RELIGIONE, ADRENALINA DEI POPOLI?

RELIGIONE, ADRENALINA DEI POPOLI?

UN ALTERCO A GERUSALEMME

 

 

 

        articolo e fotografie di Vincenzo Basile

 

Considerando i quattro morti e 1250 feriti che hanno funestato le manifestazioni anti-Gerusalemme capitale, precedenti il mio arrivo in città, mi aspettavo di trovare una certa tensione tra la gente e per questo notevole è stato lo shock positivo vissuto attraversando Mehane Yehuda (il mercato principale della città, sede della locale movida notturna), tradizionale punto di ingresso per chi arriva dalla costa mediterranea.

 

 

 

 

Era di venerdì e, come consuetudine, quel giorno tutti andavano a far spese per il lungo week end che comprende il sabato, rigorosamente consacrato al riposo.

L’aria frizzante era carica di un’energia vitalissima e allegra, eccitata per l’inizio del ponte festivo: i soldati e le soldatesse in servizio nel quartiere venivano fatti soggetto di foto ricordo da turisti e indigeni e vi era la fila davanti ai ristoranti caratteristici.

 

 

 

Il giorno dopo, sabato appunto, la città appariva quasi deserta a causa del divieto religioso d’intraprendere attività.

 

 

 

La normale quotidianità riprese poi nei giorni seguenti, che dedicai alla visita dei luoghi sacri e dei principali musei, notando in giro una gaiezza diffusa.

 

 

 

Ma il giorno precedente la mia partenza, durante gli acquisti di sfiziosità a Mehane Yehuda, per caso mi sono imbattuto in una discussione così accesa da farmi temere che degenerasse in tragico modo. Vidi da un lato gridare il titolare di un banco di spezie e conserve, affiancato dal suo socio, e dall’altro alzare la voce tre soldatesse in tenuta di guerra.

 

 

 

Non era necessario conoscere l’arabo e l’israeliano per capire che i contendenti stavano aggredendosi coni parole pesanti.

Almeno un paio di volte il titolare della rivendita impugnò un’oliva greca (sì, proprio una di quelle oversize, nere e più toste delle comuni a causa del nocciolo ligneo interno), minacciando di scagliarla contro le combattenti, armate peraltro solo di fucili M16, pugnali e granate. Queste, dal canto loro, non mostravano alcun cenno di cedimento di fronte alla determinazione dei due palestinesi.

 

 

 

Provvidenzialmente, un giovane rabbino, che passava di lì, si frappose tra i contendenti, riuscendo con fatica a dissuadere le militari dall’insistere nella contesa, sottolineando la sproporzione di munizioni a loro sfavore. Non di sole olive greche disponeva infatti il nemico, ma di alcune migliaia di piccole olive verdi, in vario modo condite; e, oltretutto, possedeva anche scorte di cipolle e aglio in soverchiante eccedenza;  senza parlare delle merci contenute nei temibili barattoli di  metallo in dotazione a tutti gli esercenti.

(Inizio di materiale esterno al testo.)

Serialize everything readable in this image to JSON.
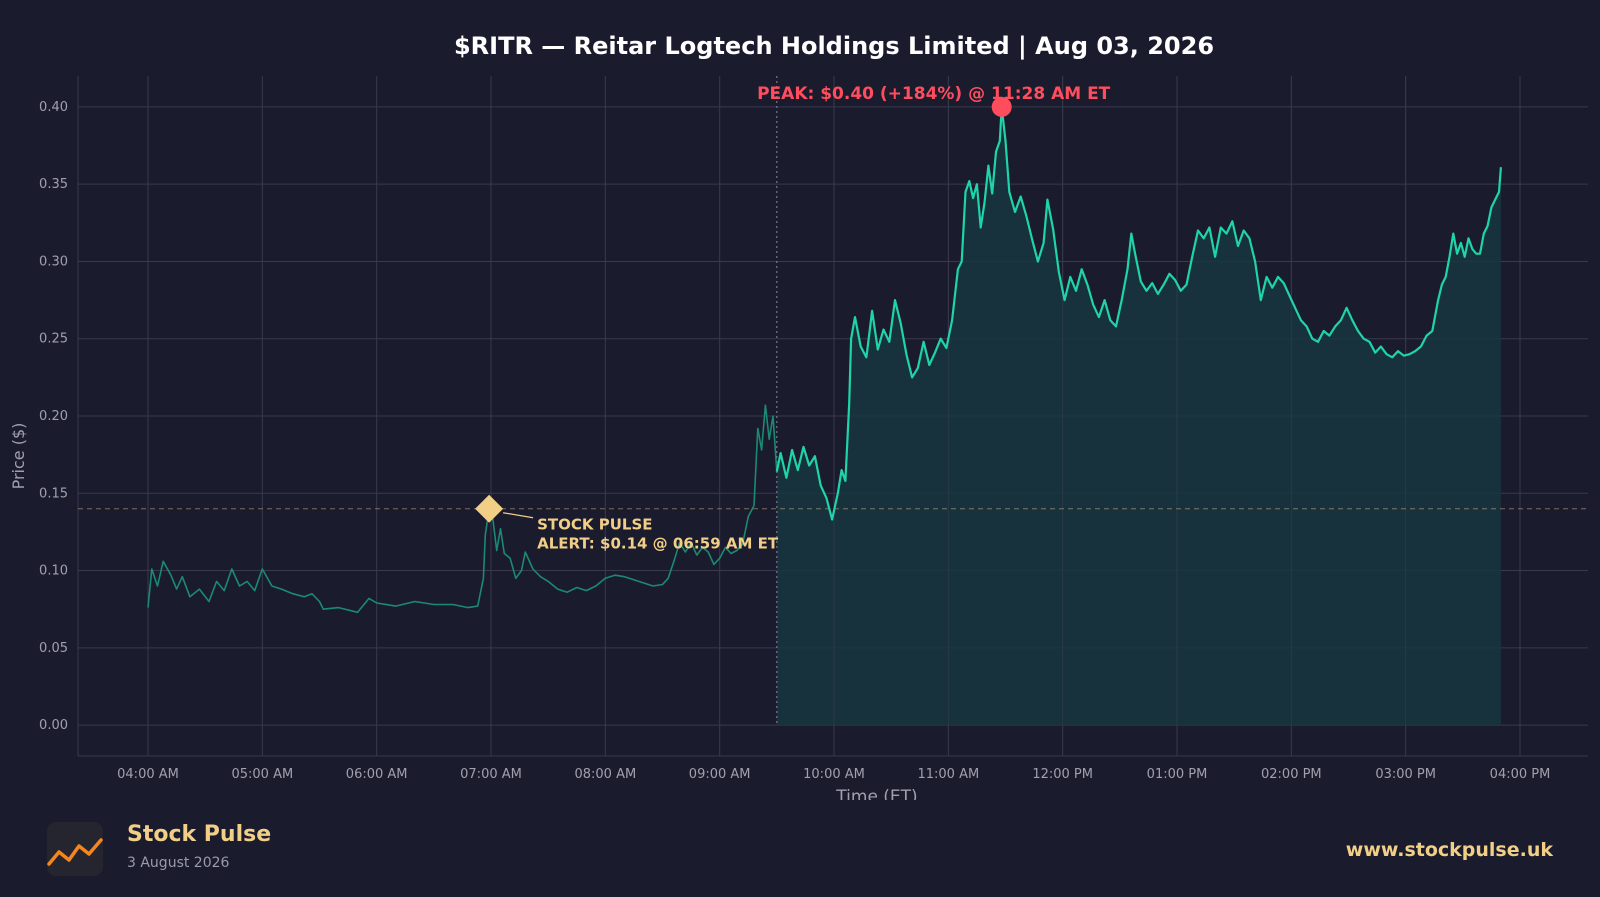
{
  "colors": {
    "background": "#1b1b2e",
    "grid": "#3a3a4f",
    "axis_text": "#a0a0ad",
    "line": "#1fd4a6",
    "premarket_line": "#1a8a72",
    "fill": "#18363f",
    "peak": "#ff4d5e",
    "alert": "#f2cf87"
  },
  "chart_data": {
    "type": "line",
    "title": "$RITR — Reitar Logtech Holdings Limited  |  Aug 03, 2026",
    "xlabel": "Time (ET)",
    "ylabel": "Price ($)",
    "ylim": [
      -0.02,
      0.42
    ],
    "yticks": [
      0.0,
      0.05,
      0.1,
      0.15,
      0.2,
      0.25,
      0.3,
      0.35,
      0.4
    ],
    "ytick_labels": [
      "0.00",
      "0.05",
      "0.10",
      "0.15",
      "0.20",
      "0.25",
      "0.30",
      "0.35",
      "0.40"
    ],
    "xticks": [
      "04:00 AM",
      "05:00 AM",
      "06:00 AM",
      "07:00 AM",
      "08:00 AM",
      "09:00 AM",
      "10:00 AM",
      "11:00 AM",
      "12:00 PM",
      "01:00 PM",
      "02:00 PM",
      "03:00 PM",
      "04:00 PM"
    ],
    "grid": true,
    "market_open": "09:30 AM",
    "alert_price": 0.14,
    "series": [
      {
        "points": [
          [
            "04:00 AM",
            0.076
          ],
          [
            "04:02 AM",
            0.101
          ],
          [
            "04:05 AM",
            0.09
          ],
          [
            "04:08 AM",
            0.106
          ],
          [
            "04:12 AM",
            0.097
          ],
          [
            "04:15 AM",
            0.088
          ],
          [
            "04:18 AM",
            0.096
          ],
          [
            "04:22 AM",
            0.083
          ],
          [
            "04:27 AM",
            0.088
          ],
          [
            "04:32 AM",
            0.08
          ],
          [
            "04:36 AM",
            0.093
          ],
          [
            "04:40 AM",
            0.087
          ],
          [
            "04:44 AM",
            0.101
          ],
          [
            "04:48 AM",
            0.09
          ],
          [
            "04:52 AM",
            0.093
          ],
          [
            "04:56 AM",
            0.087
          ],
          [
            "05:00 AM",
            0.101
          ],
          [
            "05:05 AM",
            0.09
          ],
          [
            "05:10 AM",
            0.088
          ],
          [
            "05:16 AM",
            0.085
          ],
          [
            "05:22 AM",
            0.083
          ],
          [
            "05:26 AM",
            0.085
          ],
          [
            "05:30 AM",
            0.08
          ],
          [
            "05:32 AM",
            0.075
          ],
          [
            "05:40 AM",
            0.076
          ],
          [
            "05:50 AM",
            0.073
          ],
          [
            "05:56 AM",
            0.082
          ],
          [
            "06:00 AM",
            0.079
          ],
          [
            "06:10 AM",
            0.077
          ],
          [
            "06:20 AM",
            0.08
          ],
          [
            "06:30 AM",
            0.078
          ],
          [
            "06:40 AM",
            0.078
          ],
          [
            "06:48 AM",
            0.076
          ],
          [
            "06:53 AM",
            0.077
          ],
          [
            "06:56 AM",
            0.095
          ],
          [
            "06:57 AM",
            0.123
          ],
          [
            "06:59 AM",
            0.14
          ],
          [
            "07:01 AM",
            0.133
          ],
          [
            "07:03 AM",
            0.113
          ],
          [
            "07:05 AM",
            0.127
          ],
          [
            "07:07 AM",
            0.111
          ],
          [
            "07:10 AM",
            0.108
          ],
          [
            "07:13 AM",
            0.095
          ],
          [
            "07:16 AM",
            0.1
          ],
          [
            "07:18 AM",
            0.112
          ],
          [
            "07:22 AM",
            0.101
          ],
          [
            "07:26 AM",
            0.096
          ],
          [
            "07:30 AM",
            0.093
          ],
          [
            "07:35 AM",
            0.088
          ],
          [
            "07:40 AM",
            0.086
          ],
          [
            "07:45 AM",
            0.089
          ],
          [
            "07:50 AM",
            0.087
          ],
          [
            "07:55 AM",
            0.09
          ],
          [
            "08:00 AM",
            0.095
          ],
          [
            "08:05 AM",
            0.097
          ],
          [
            "08:10 AM",
            0.096
          ],
          [
            "08:15 AM",
            0.094
          ],
          [
            "08:20 AM",
            0.092
          ],
          [
            "08:25 AM",
            0.09
          ],
          [
            "08:30 AM",
            0.091
          ],
          [
            "08:33 AM",
            0.095
          ],
          [
            "08:36 AM",
            0.106
          ],
          [
            "08:39 AM",
            0.118
          ],
          [
            "08:42 AM",
            0.112
          ],
          [
            "08:45 AM",
            0.118
          ],
          [
            "08:48 AM",
            0.11
          ],
          [
            "08:51 AM",
            0.115
          ],
          [
            "08:54 AM",
            0.112
          ],
          [
            "08:57 AM",
            0.104
          ],
          [
            "09:00 AM",
            0.108
          ],
          [
            "09:03 AM",
            0.115
          ],
          [
            "09:06 AM",
            0.111
          ],
          [
            "09:09 AM",
            0.113
          ],
          [
            "09:12 AM",
            0.117
          ],
          [
            "09:15 AM",
            0.135
          ],
          [
            "09:18 AM",
            0.142
          ],
          [
            "09:20 AM",
            0.192
          ],
          [
            "09:22 AM",
            0.178
          ],
          [
            "09:24 AM",
            0.207
          ],
          [
            "09:26 AM",
            0.185
          ],
          [
            "09:28 AM",
            0.2
          ],
          [
            "09:30 AM",
            0.164
          ],
          [
            "09:32 AM",
            0.176
          ],
          [
            "09:35 AM",
            0.16
          ],
          [
            "09:38 AM",
            0.178
          ],
          [
            "09:41 AM",
            0.165
          ],
          [
            "09:44 AM",
            0.18
          ],
          [
            "09:47 AM",
            0.168
          ],
          [
            "09:50 AM",
            0.174
          ],
          [
            "09:53 AM",
            0.155
          ],
          [
            "09:56 AM",
            0.147
          ],
          [
            "09:59 AM",
            0.133
          ],
          [
            "10:02 AM",
            0.15
          ],
          [
            "10:04 AM",
            0.165
          ],
          [
            "10:06 AM",
            0.158
          ],
          [
            "10:08 AM",
            0.208
          ],
          [
            "10:09 AM",
            0.25
          ],
          [
            "10:11 AM",
            0.264
          ],
          [
            "10:14 AM",
            0.245
          ],
          [
            "10:17 AM",
            0.238
          ],
          [
            "10:20 AM",
            0.268
          ],
          [
            "10:23 AM",
            0.243
          ],
          [
            "10:26 AM",
            0.256
          ],
          [
            "10:29 AM",
            0.248
          ],
          [
            "10:32 AM",
            0.275
          ],
          [
            "10:35 AM",
            0.26
          ],
          [
            "10:38 AM",
            0.24
          ],
          [
            "10:41 AM",
            0.225
          ],
          [
            "10:44 AM",
            0.231
          ],
          [
            "10:47 AM",
            0.248
          ],
          [
            "10:50 AM",
            0.233
          ],
          [
            "10:53 AM",
            0.241
          ],
          [
            "10:56 AM",
            0.25
          ],
          [
            "10:59 AM",
            0.244
          ],
          [
            "11:02 AM",
            0.262
          ],
          [
            "11:05 AM",
            0.295
          ],
          [
            "11:07 AM",
            0.3
          ],
          [
            "11:09 AM",
            0.345
          ],
          [
            "11:11 AM",
            0.352
          ],
          [
            "11:13 AM",
            0.341
          ],
          [
            "11:15 AM",
            0.35
          ],
          [
            "11:17 AM",
            0.322
          ],
          [
            "11:19 AM",
            0.338
          ],
          [
            "11:21 AM",
            0.362
          ],
          [
            "11:23 AM",
            0.344
          ],
          [
            "11:25 AM",
            0.371
          ],
          [
            "11:27 AM",
            0.378
          ],
          [
            "11:28 AM",
            0.4
          ],
          [
            "11:30 AM",
            0.378
          ],
          [
            "11:32 AM",
            0.345
          ],
          [
            "11:35 AM",
            0.332
          ],
          [
            "11:38 AM",
            0.342
          ],
          [
            "11:41 AM",
            0.329
          ],
          [
            "11:44 AM",
            0.314
          ],
          [
            "11:47 AM",
            0.3
          ],
          [
            "11:50 AM",
            0.312
          ],
          [
            "11:52 AM",
            0.34
          ],
          [
            "11:55 AM",
            0.321
          ],
          [
            "11:58 AM",
            0.293
          ],
          [
            "12:01 PM",
            0.275
          ],
          [
            "12:04 PM",
            0.29
          ],
          [
            "12:07 PM",
            0.281
          ],
          [
            "12:10 PM",
            0.295
          ],
          [
            "12:13 PM",
            0.285
          ],
          [
            "12:16 PM",
            0.272
          ],
          [
            "12:19 PM",
            0.264
          ],
          [
            "12:22 PM",
            0.275
          ],
          [
            "12:25 PM",
            0.262
          ],
          [
            "12:28 PM",
            0.258
          ],
          [
            "12:31 PM",
            0.275
          ],
          [
            "12:34 PM",
            0.295
          ],
          [
            "12:36 PM",
            0.318
          ],
          [
            "12:38 PM",
            0.305
          ],
          [
            "12:41 PM",
            0.287
          ],
          [
            "12:44 PM",
            0.281
          ],
          [
            "12:47 PM",
            0.286
          ],
          [
            "12:50 PM",
            0.279
          ],
          [
            "12:53 PM",
            0.285
          ],
          [
            "12:56 PM",
            0.292
          ],
          [
            "12:59 PM",
            0.288
          ],
          [
            "13:02 PM",
            0.281
          ],
          [
            "13:05 PM",
            0.285
          ],
          [
            "13:08 PM",
            0.303
          ],
          [
            "13:11 PM",
            0.32
          ],
          [
            "13:14 PM",
            0.315
          ],
          [
            "13:17 PM",
            0.322
          ],
          [
            "13:20 PM",
            0.303
          ],
          [
            "13:23 PM",
            0.322
          ],
          [
            "13:26 PM",
            0.318
          ],
          [
            "13:29 PM",
            0.326
          ],
          [
            "13:32 PM",
            0.31
          ],
          [
            "13:35 PM",
            0.32
          ],
          [
            "13:38 PM",
            0.315
          ],
          [
            "13:41 PM",
            0.3
          ],
          [
            "13:44 PM",
            0.275
          ],
          [
            "13:47 PM",
            0.29
          ],
          [
            "13:50 PM",
            0.283
          ],
          [
            "13:53 PM",
            0.29
          ],
          [
            "13:56 PM",
            0.286
          ],
          [
            "13:59 PM",
            0.278
          ],
          [
            "14:02 PM",
            0.27
          ],
          [
            "14:05 PM",
            0.262
          ],
          [
            "14:08 PM",
            0.258
          ],
          [
            "14:11 PM",
            0.25
          ],
          [
            "14:14 PM",
            0.248
          ],
          [
            "14:17 PM",
            0.255
          ],
          [
            "14:20 PM",
            0.252
          ],
          [
            "14:23 PM",
            0.258
          ],
          [
            "14:26 PM",
            0.262
          ],
          [
            "14:29 PM",
            0.27
          ],
          [
            "14:32 PM",
            0.262
          ],
          [
            "14:35 PM",
            0.255
          ],
          [
            "14:38 PM",
            0.25
          ],
          [
            "14:41 PM",
            0.248
          ],
          [
            "14:44 PM",
            0.241
          ],
          [
            "14:47 PM",
            0.245
          ],
          [
            "14:50 PM",
            0.24
          ],
          [
            "14:53 PM",
            0.238
          ],
          [
            "14:56 PM",
            0.242
          ],
          [
            "14:59 PM",
            0.239
          ],
          [
            "15:02 PM",
            0.24
          ],
          [
            "15:05 PM",
            0.242
          ],
          [
            "15:08 PM",
            0.245
          ],
          [
            "15:11 PM",
            0.252
          ],
          [
            "15:14 PM",
            0.255
          ],
          [
            "15:17 PM",
            0.275
          ],
          [
            "15:19 PM",
            0.285
          ],
          [
            "15:21 PM",
            0.29
          ],
          [
            "15:23 PM",
            0.303
          ],
          [
            "15:25 PM",
            0.318
          ],
          [
            "15:27 PM",
            0.305
          ],
          [
            "15:29 PM",
            0.312
          ],
          [
            "15:31 PM",
            0.303
          ],
          [
            "15:33 PM",
            0.315
          ],
          [
            "15:35 PM",
            0.308
          ],
          [
            "15:37 PM",
            0.305
          ],
          [
            "15:39 PM",
            0.305
          ],
          [
            "15:41 PM",
            0.318
          ],
          [
            "15:43 PM",
            0.323
          ],
          [
            "15:45 PM",
            0.335
          ],
          [
            "15:47 PM",
            0.34
          ],
          [
            "15:49 PM",
            0.345
          ],
          [
            "15:50 PM",
            0.361
          ]
        ]
      }
    ],
    "annotations": {
      "peak": {
        "time": "11:28 AM",
        "price": 0.4,
        "line1": "PEAK: $0.40 (+184%) @ 11:28 AM ET"
      },
      "alert": {
        "time": "06:59 AM",
        "price": 0.14,
        "line1": "STOCK PULSE",
        "line2": "ALERT: $0.14 @ 06:59 AM ET"
      }
    }
  },
  "footer": {
    "brand": "Stock Pulse",
    "date": "3 August 2026",
    "url": "www.stockpulse.uk",
    "logo_icon": "chart-trend-icon"
  }
}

Alla fine le ragioni della pace prevalsero, scongiurando un’escalation dall’esito imprevedibile, e la distensione fu nuovamente ripristinata.

Ma fino a quando, certo, non ci è dato sapere ...

 

 

 

Chissà se la culla delle tre religioni monoteistiche diverrà mai il Tempio Unico della Pace Universale? La risposta, auspichiamo non definitiva - cantò già mezzo secolo fa un futuro premio Nobel - «is blowing in the wind».